Les acteurs du marché évoquent les incertitudes régulières sur la pérennité des aides publiques à l'achat d'un logement, comme le prêt à taux zéro (PTZ), ou le fait que leurs opérations deviennent de plus en plus coûteuses, au point parfois d'y renoncer tout simplement.
Mais une explication domine les discours, en particulier dans le monde de la promotion immobilière, le secteur qui fait émerger les immeubles dans les villes: les maires arrêtent d'octroyer des permis quand viennent les municipales, soucieux de ne pas mettre en danger leur réélection.
"Ca a commencé il y a un an, ça s'est amplifié au dernier trimestre 2019 et là, c'est le blocage total, sauf là où les maires ne se représentent pas", rapporte à l'AFP un promoteur, demandant à garder l'anonymat pour ne pas nuire à ses relations avec les élus.

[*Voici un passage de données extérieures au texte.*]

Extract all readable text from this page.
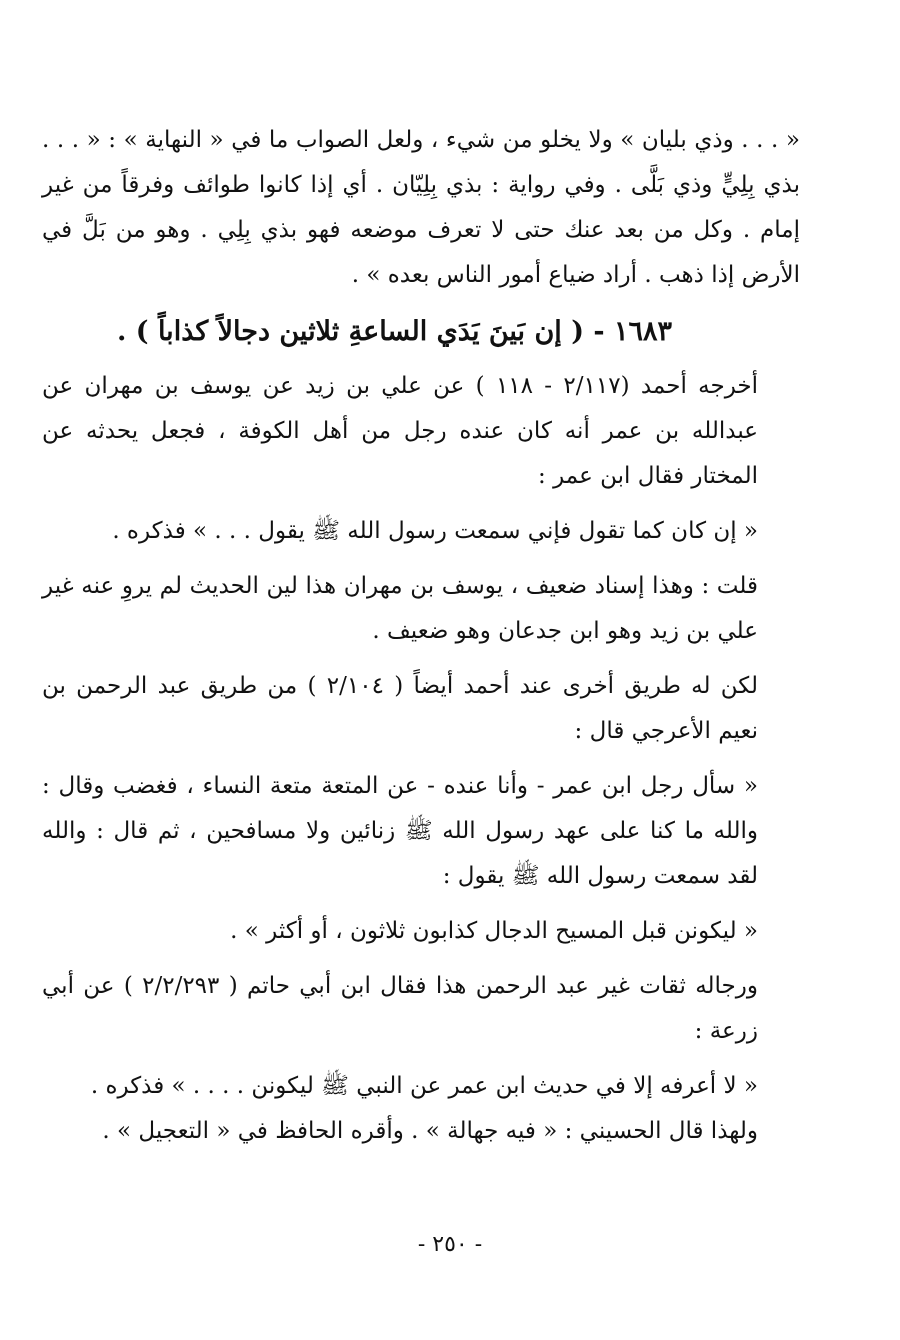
« . . . وذي بليان » ولا يخلو من شيء ، ولعل الصواب ما في « النهاية » : « . . . بذي بِلِيٍّ وذي بَلَّى . وفي رواية : بذي بِلِيّان . أي إذا كانوا طوائف وفرقاً من غير إمام . وكل من بعد عنك حتى لا تعرف موضعه فهو بذي بِلِي . وهو من بَلَّ في الأرض إذا ذهب . أراد ضياع أمور الناس بعده » .

١٦٨٣ - ( إن بَينَ يَدَي الساعةِ ثلاثين دجالاً كذاباً ) .

أخرجه أحمد (٢/١١٧ - ١١٨ ) عن علي بن زيد عن يوسف بن مهران عن عبدالله بن عمر أنه كان عنده رجل من أهل الكوفة ، فجعل يحدثه عن المختار فقال ابن عمر :

« إن كان كما تقول فإني سمعت رسول الله ﷺ يقول . . . » فذكره .

قلت : وهذا إسناد ضعيف ، يوسف بن مهران هذا لين الحديث لم يروِ عنه غير علي بن زيد وهو ابن جدعان وهو ضعيف .

لكن له طريق أخرى عند أحمد أيضاً ( ٢/١٠٤ ) من طريق عبد الرحمن بن نعيم الأعرجي قال :

« سأل رجل ابن عمر - وأنا عنده - عن المتعة متعة النساء ، فغضب وقال : والله ما كنا على عهد رسول الله ﷺ زنائين ولا مسافحين ، ثم قال : والله لقد سمعت رسول الله ﷺ يقول :

« ليكونن قبل المسيح الدجال كذابون ثلاثون ، أو أكثر » .

ورجاله ثقات غير عبد الرحمن هذا فقال ابن أبي حاتم ( ٢/٢/٢٩٣ ) عن أبي زرعة :

« لا أعرفه إلا في حديث ابن عمر عن النبي ﷺ ليكونن . . . . » فذكره .

ولهذا قال الحسيني : « فيه جهالة » . وأقره الحافظ في « التعجيل » .

- ٢٥٠ -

"La veille des municipales, ils prennent peur, ils sont accusés d'être des maires bétonneurs", souligne-t-il. "Quand on fait 800 ou 1.000 logements par an dans une ville de 15.000 habitants, on change en profondeur l'urbanisme."
La situation ne concerne pas que les villes moyennes: ce promoteur dit être aussi confronté à des difficultés dans de grandes villes comme Nantes et son agglomération de près d'un million d'habitants. "Autant la maire", la socialiste Johanna Rolland, "est a priori sûre de gagner la ville, autant sur toute la métropole, c'est plus compliqué", avance-t-il. Résultat, en matière de permis, "c'est tout bloqué depuis décembre".
"Analyse un peu facile"
Au-delà des témoignages des professionnels, y a-t-il vraiment un recul généralisé des permis de construire avant chaque scrutin municipal?

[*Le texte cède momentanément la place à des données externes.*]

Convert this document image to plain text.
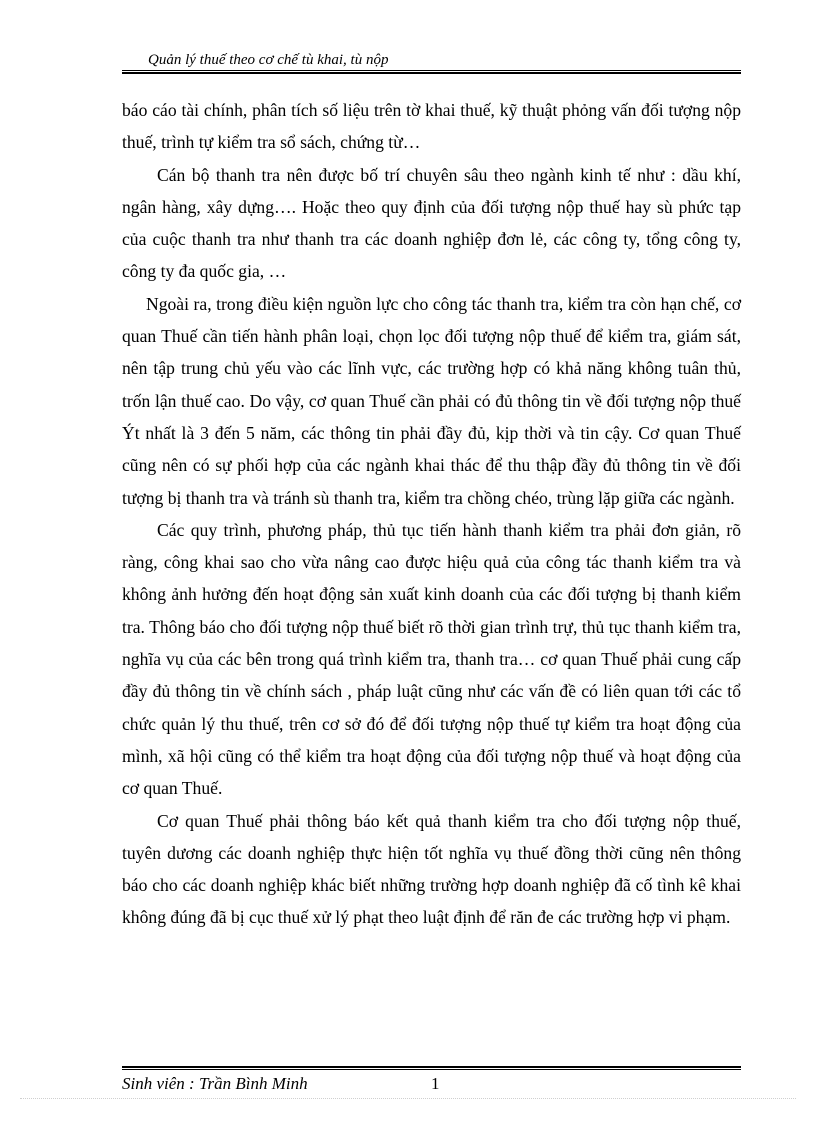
Quản lý thuế theo cơ chế tù khai, tù nộp

báo cáo tài chính, phân tích số liệu trên tờ khai thuế, kỹ thuật phỏng vấn đối tượng nộp thuế, trình tự kiểm tra sổ sách, chứng từ…

Cán bộ thanh tra nên được bố trí chuyên sâu theo ngành kinh tế như : dầu khí, ngân hàng, xây dựng…. Hoặc theo quy định của đối tượng nộp thuế hay sù phức tạp của cuộc thanh tra như thanh tra các doanh nghiệp đơn lẻ, các công ty, tổng công ty, công ty đa quốc gia, …

Ngoài ra, trong điều kiện nguồn lực cho công tác thanh tra, kiểm tra còn hạn chế, cơ quan Thuế cần tiến hành phân loại, chọn lọc đối tượng nộp thuế để kiểm tra, giám sát, nên tập trung chủ yếu vào các lĩnh vực, các trường hợp có khả năng không tuân thủ, trốn lận thuế cao. Do vậy, cơ quan Thuế cần phải có đủ thông tin về đối tượng nộp thuế Ýt nhất là 3 đến 5 năm, các thông tin phải đầy đủ, kịp thời và tin cậy. Cơ quan Thuế cũng nên có sự phối hợp của các ngành khai thác để thu thập đầy đủ thông tin về đối tượng bị thanh tra và tránh sù thanh tra, kiểm tra chồng chéo, trùng lặp giữa các ngành.

Các quy trình, phương pháp, thủ tục tiến hành thanh kiểm tra phải đơn giản, rõ ràng, công khai sao cho vừa nâng cao được hiệu quả của công tác thanh kiểm tra và không ảnh hưởng đến hoạt động sản xuất kinh doanh của các đối tượng bị thanh kiểm tra. Thông báo cho đối tượng nộp thuế biết rõ thời gian trình trự, thủ tục thanh kiểm tra, nghĩa vụ của các bên trong quá trình kiểm tra, thanh tra… cơ quan Thuế phải cung cấp đầy đủ thông tin về chính sách , pháp luật cũng như các vấn đề có liên quan tới các tổ chức quản lý thu thuế, trên cơ sở đó để đối tượng nộp thuế tự kiểm tra hoạt động của mình, xã hội cũng có thể kiểm tra hoạt động của đối tượng nộp thuế và hoạt động của cơ quan Thuế.

Cơ quan Thuế phải thông báo kết quả thanh kiểm tra cho đối tượng nộp thuế, tuyên dương các doanh nghiệp thực hiện tốt nghĩa vụ thuế đồng thời cũng nên thông báo cho các doanh nghiệp khác biết những trường hợp doanh nghiệp đã cố tình kê khai không đúng đã bị cục thuế xử lý phạt theo luật định để răn đe các trường hợp vi phạm.

Sinh viên : Trần Bình Minh	1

Selon les chiffres du gouvernement qui remontent jusqu'à 1980, les baisses ont effectivement été particulièrement marquées en 1983, 1995, 2008 et 2014, toutes des années d'élections municipales.
A y regarder de plus près, la plupart du temps, le nombre de permis n'est reparti à la hausse ni l'année suivante ni celle d'après, démentant l'hypothèse d'un simple blocage électoraliste qui se dénouerait une fois entamé le nouveau mandat.
Dans d'autres cas, comme les années électorales de 1989 et 2001, la baisse des permis n'était pas très marquée, relativisant le rôle crucial joué par les municipales.
Ces évolutions en demi-teinte vont dans le sens de certains observateurs qui relativisent la dépendance de la construction de logements aux enjeux électoraux.
"C'est une analyse un peu facile", juge auprès de l'AFP Yannick Borde, qui a un pied dans le monde des élus comme dans celui du logement: il est à la fois maire de Saint-Berthevin, une ville d'environ 7.000 habitants près de Laval en Mayenne, et à la tête de Procivis, une organisation liée au monde HLM et spécialisée dans l'accès à la propriété.
"Les maires qui seraient dans un calcul comme ça", c'est-à-dire refusant par électoralisme de nouveaux logements, "seraient assez vite rattrapés par une incapacité à agir financièrement", privés de nouveaux habitants et de recettes fiscales, souligne M. Borde.
Si les fluctuations de la construction de logements suivent, grossièrement, le cycle électoral, c'est parce qu'elles obéissent aux "mécaniques du parcours d'un projet dans la vie municipale", avance-t-il.
"Les grandes opérations sont initiées au début d'un mandat, il y a une gestation qui est longue et correspond à la durée d'un ou deux mandats", détaille-t-il. "Et avant d'en réaliser une nouvelle, il y a une inertie" qui correspond à l'année d'élection.